Entscheidungsstichwort (Thema)

Rückforderung von Lastenausgleich

 

Leitsatz (amtlich)

Zur Verfassungswidrigkeit des § 349 IV LAG bzgl Rückforderung des Zinszuschlages (zum Urteil des BVerwG vom 19.06.191997 – 3 C 10.97 – ≪VIZ 1997, 638≫; Bestätigung des Beschlusses der VG Osnabrück – 6. Kammer – vom 26.06.1996 – 6 A 173/95 – ≪VIZ 1996, 529≫).

 

Tenor

Die Vorlagebeschlüsse vom 26.06.1996 werden aufrechterhalten.

 

Gründe

1.

Die Kammer sieht keine Veranlassung, ihren in den o.a. Beschlüssen vertretenen Rechtsstandpunkt bzgl. der Verfassungswidrigkeit des § 349 Abs. 4 LAG, soweit dieser die Rückforderung des Zinszuschlages als Bestandteil der Hauptentschädigung bei nachträglichem Schadensausgleich durch Rückübertragung nach dem Vermögensgesetz zwingend vorschreibt, in Ansehung der abweichenden Rechtsprechung des Bundesverwaltungsgerichts (U. v. 19.06.1997 – 3 C 10.97 –) aufzugeben.
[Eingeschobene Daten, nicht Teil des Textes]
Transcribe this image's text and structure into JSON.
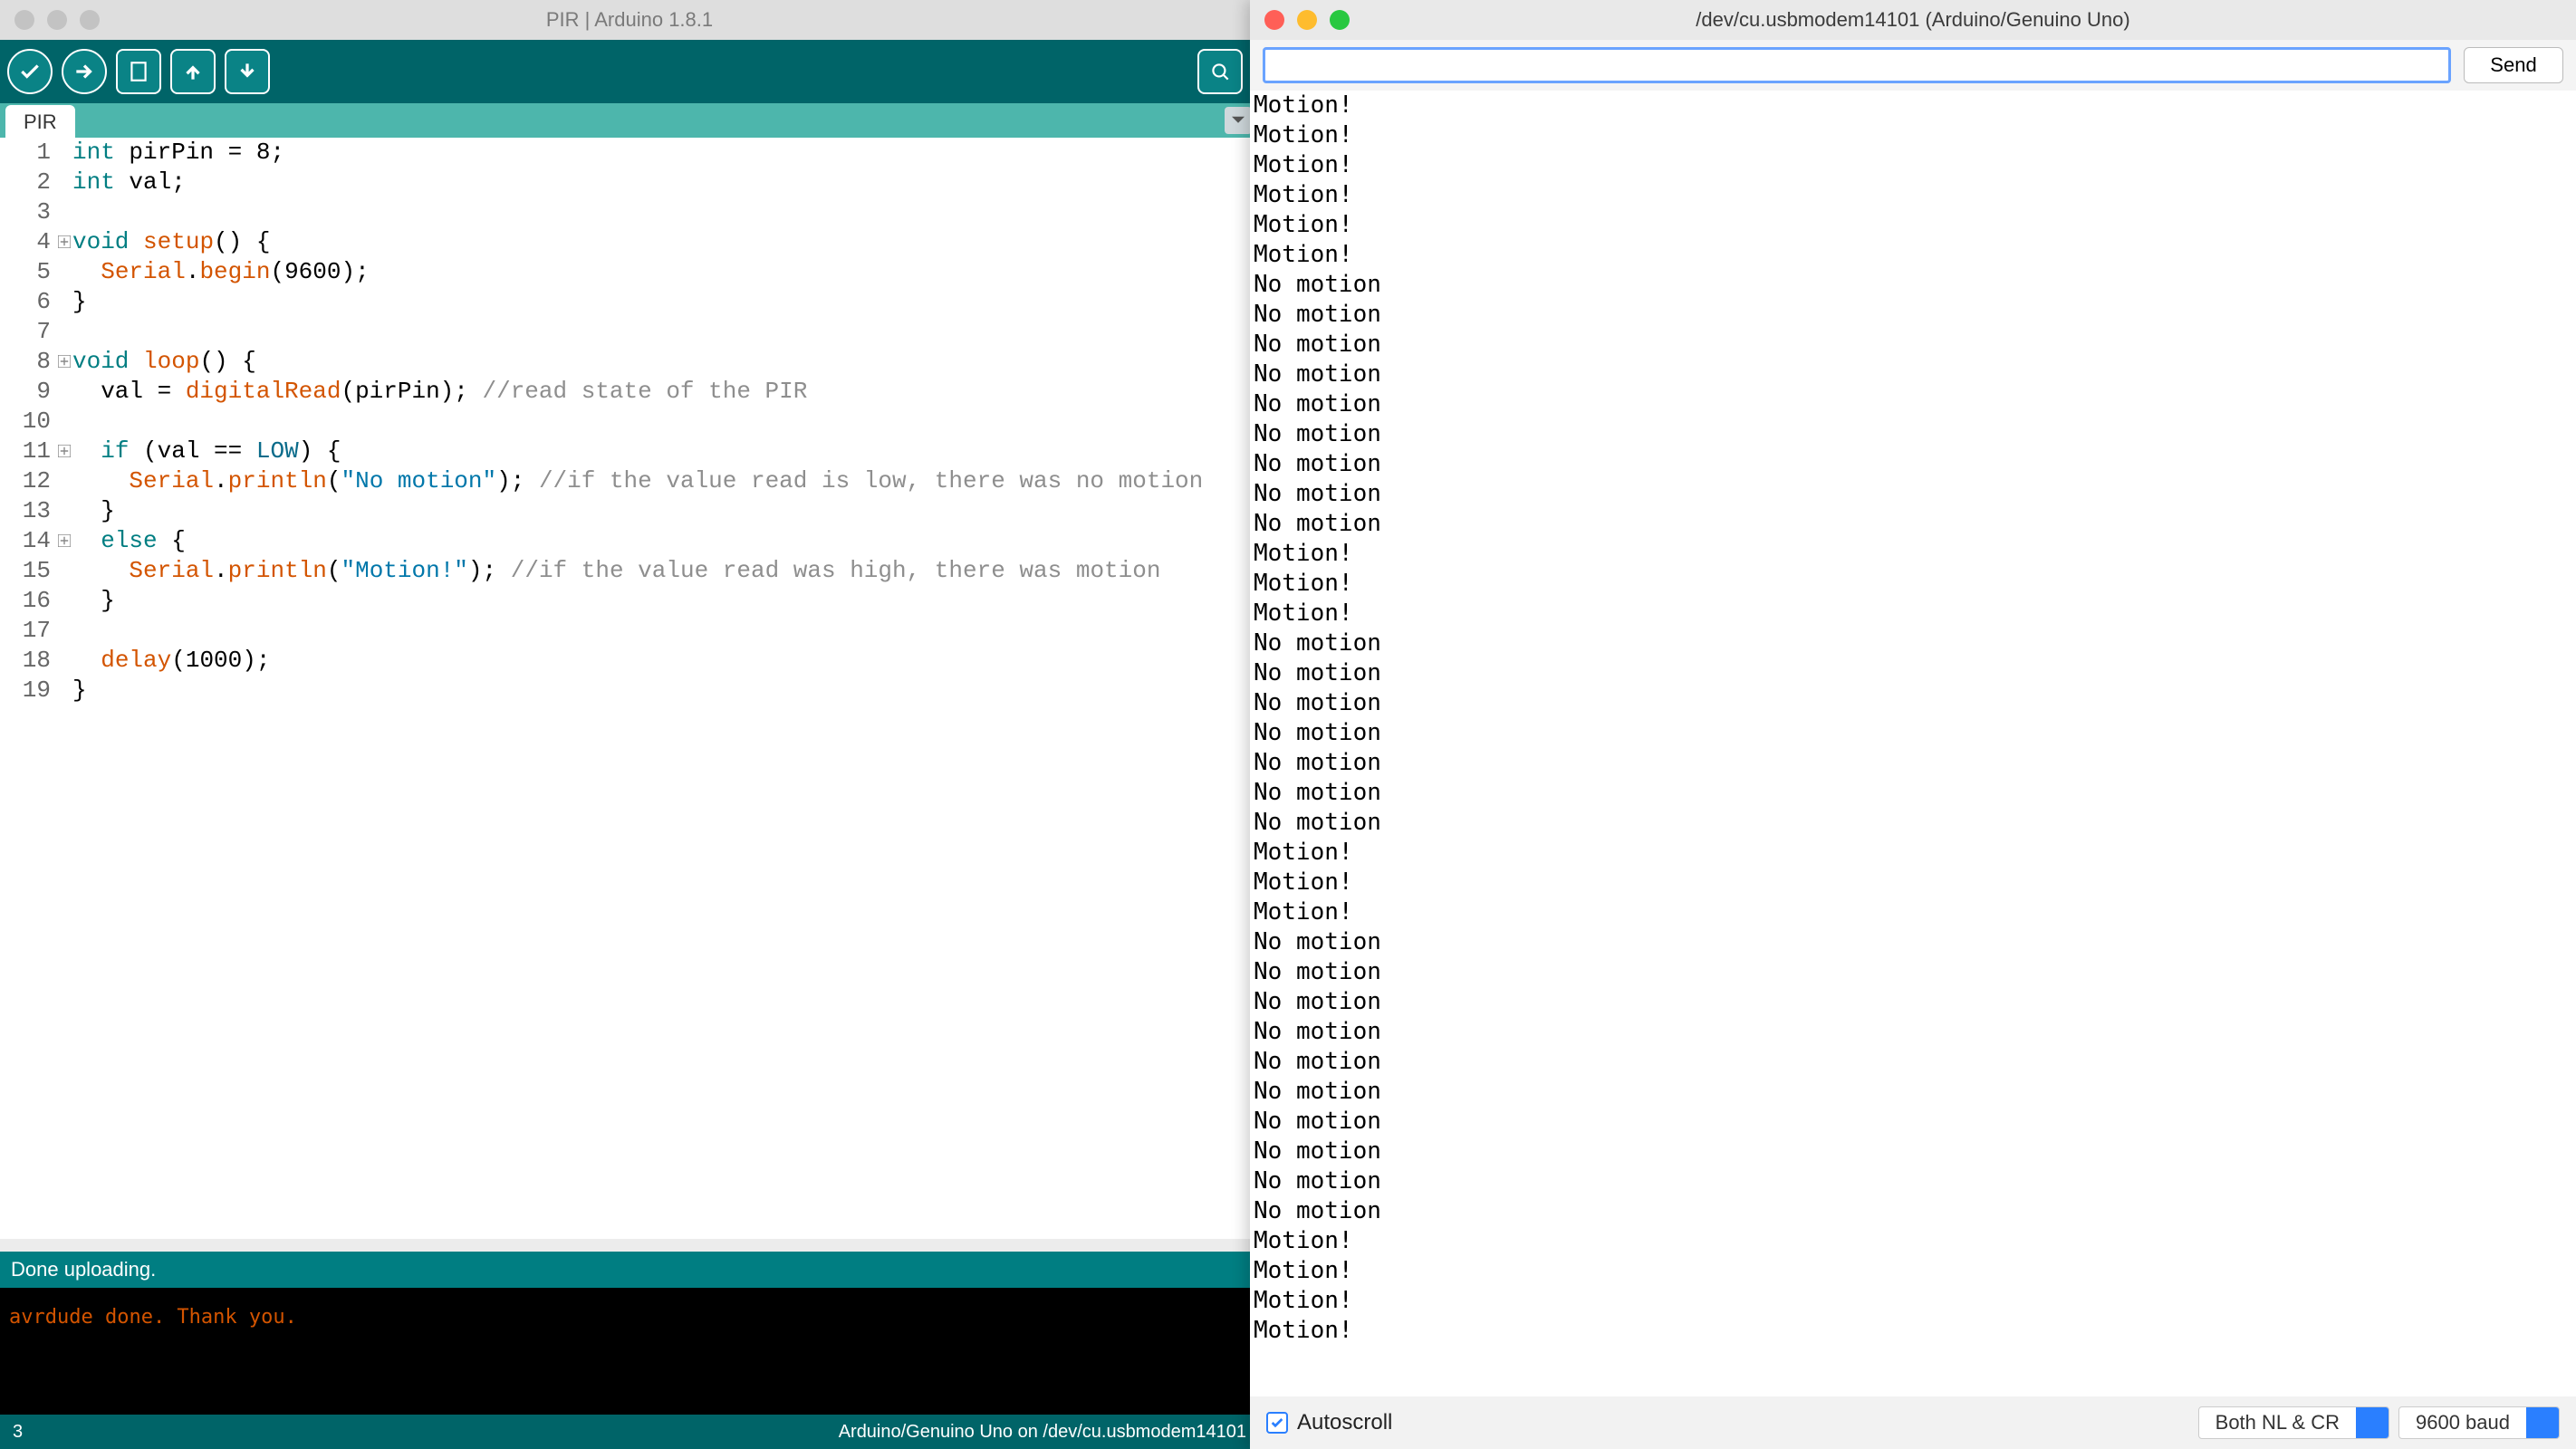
{
  "ide": {
    "title": "PIR | Arduino 1.8.1",
    "tab": "PIR",
    "status": "Done uploading.",
    "console": "avrdude done.  Thank you.",
    "footer_left": "3",
    "footer_right": "Arduino/Genuino Uno on /dev/cu.usbmodem14101",
    "code": [
      {
        "n": "1",
        "t": [
          [
            "kw",
            "int"
          ],
          [
            "lit",
            " pirPin = "
          ],
          [
            "lit",
            "8"
          ],
          [
            "lit",
            ";"
          ]
        ]
      },
      {
        "n": "2",
        "t": [
          [
            "kw",
            "int"
          ],
          [
            "lit",
            " val;"
          ]
        ]
      },
      {
        "n": "3",
        "t": [
          [
            "lit",
            ""
          ]
        ]
      },
      {
        "n": "4",
        "fold": true,
        "t": [
          [
            "kw",
            "void"
          ],
          [
            "lit",
            " "
          ],
          [
            "fn",
            "setup"
          ],
          [
            "lit",
            "() {"
          ]
        ]
      },
      {
        "n": "5",
        "t": [
          [
            "lit",
            "  "
          ],
          [
            "fn",
            "Serial"
          ],
          [
            "lit",
            "."
          ],
          [
            "fn",
            "begin"
          ],
          [
            "lit",
            "("
          ],
          [
            "lit",
            "9600"
          ],
          [
            "lit",
            ");"
          ]
        ]
      },
      {
        "n": "6",
        "t": [
          [
            "lit",
            "}"
          ]
        ]
      },
      {
        "n": "7",
        "t": [
          [
            "lit",
            ""
          ]
        ]
      },
      {
        "n": "8",
        "fold": true,
        "t": [
          [
            "kw",
            "void"
          ],
          [
            "lit",
            " "
          ],
          [
            "fn",
            "loop"
          ],
          [
            "lit",
            "() {"
          ]
        ]
      },
      {
        "n": "9",
        "t": [
          [
            "lit",
            "  val = "
          ],
          [
            "fn",
            "digitalRead"
          ],
          [
            "lit",
            "(pirPin); "
          ],
          [
            "cmt",
            "//read state of the PIR"
          ]
        ]
      },
      {
        "n": "10",
        "t": [
          [
            "lit",
            ""
          ]
        ]
      },
      {
        "n": "11",
        "fold": true,
        "t": [
          [
            "lit",
            "  "
          ],
          [
            "kw",
            "if"
          ],
          [
            "lit",
            " (val == "
          ],
          [
            "low",
            "LOW"
          ],
          [
            "lit",
            ") {"
          ]
        ]
      },
      {
        "n": "12",
        "t": [
          [
            "lit",
            "    "
          ],
          [
            "fn",
            "Serial"
          ],
          [
            "lit",
            "."
          ],
          [
            "fn",
            "println"
          ],
          [
            "lit",
            "("
          ],
          [
            "str",
            "\"No motion\""
          ],
          [
            "lit",
            "); "
          ],
          [
            "cmt",
            "//if the value read is low, there was no motion"
          ]
        ]
      },
      {
        "n": "13",
        "t": [
          [
            "lit",
            "  }"
          ]
        ]
      },
      {
        "n": "14",
        "fold": true,
        "t": [
          [
            "lit",
            "  "
          ],
          [
            "kw",
            "else"
          ],
          [
            "lit",
            " {"
          ]
        ]
      },
      {
        "n": "15",
        "t": [
          [
            "lit",
            "    "
          ],
          [
            "fn",
            "Serial"
          ],
          [
            "lit",
            "."
          ],
          [
            "fn",
            "println"
          ],
          [
            "lit",
            "("
          ],
          [
            "str",
            "\"Motion!\""
          ],
          [
            "lit",
            "); "
          ],
          [
            "cmt",
            "//if the value read was high, there was motion"
          ]
        ]
      },
      {
        "n": "16",
        "t": [
          [
            "lit",
            "  }"
          ]
        ]
      },
      {
        "n": "17",
        "t": [
          [
            "lit",
            ""
          ]
        ]
      },
      {
        "n": "18",
        "t": [
          [
            "lit",
            "  "
          ],
          [
            "fn",
            "delay"
          ],
          [
            "lit",
            "("
          ],
          [
            "lit",
            "1000"
          ],
          [
            "lit",
            ");"
          ]
        ]
      },
      {
        "n": "19",
        "t": [
          [
            "lit",
            "}"
          ]
        ]
      }
    ]
  },
  "serial": {
    "title": "/dev/cu.usbmodem14101 (Arduino/Genuino Uno)",
    "send_label": "Send",
    "input_value": "",
    "autoscroll_label": "Autoscroll",
    "line_ending": "Both NL & CR",
    "baud": "9600 baud",
    "output": [
      "Motion!",
      "Motion!",
      "Motion!",
      "Motion!",
      "Motion!",
      "Motion!",
      "No motion",
      "No motion",
      "No motion",
      "No motion",
      "No motion",
      "No motion",
      "No motion",
      "No motion",
      "No motion",
      "Motion!",
      "Motion!",
      "Motion!",
      "No motion",
      "No motion",
      "No motion",
      "No motion",
      "No motion",
      "No motion",
      "No motion",
      "Motion!",
      "Motion!",
      "Motion!",
      "No motion",
      "No motion",
      "No motion",
      "No motion",
      "No motion",
      "No motion",
      "No motion",
      "No motion",
      "No motion",
      "No motion",
      "Motion!",
      "Motion!",
      "Motion!",
      "Motion!"
    ]
  }
}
a) Die spezifische Zielsetzung des Zinszuschlages gegenüber der Ausgleichsfunktion des Grundbetrages wird auch vom BVerwG anerkannt, soll jedoch wegen der Akzessorietät des Zinszuschlages im Verhältnis zum Endgrundbetrag im Falle der Rückforderung bei nachträglichem Schadensausgleich dessen rechtliches Schicksal teilen. Diesen rechtlichen Ansatz vermag die Kammer auch unter Berücksichtung der vom BVerwG dargelegten Erwägungen nicht zu teilen. Zwar trifft es zu, daß der Zinsanspruch nach § 250 Abs. 3 LAG „den Bestand eines zuerkannten Anspruchs auf den Endgrundbetrag voraussetzt”. Damit ist aber nichts über den rechtlichen Bestand des Zinszuschlages nach Erfüllung des letzteren im Falle eines späteren Schadensausgleichs ausgesagt. Insbesondere kann für diese Frage nichts daraus hergeleitet werden, daß der Zinszuschlag „auch nur für den Zeitraum gewährt (wird), bis der Anspruch auf den Endgrundbetrag durch Erfüllung gemäß § 251 Abs. 1 LAG erlischt”. Dies beruht allein darauf, daß die mit dem Zinszuschlag abzugeltende Wartezeit mit der Erfüllung des Grundanspruchs endet. Wenn das BVerwG daran anknüpfend feststellt, daß „nach Erfüllung des Anspruchs ein weiterer Zinszuschlag nicht mehr entstehen” könne, beinhaltet dies eine für die vorliegende Fragestellung unergiebige Selbstverständlichkeit.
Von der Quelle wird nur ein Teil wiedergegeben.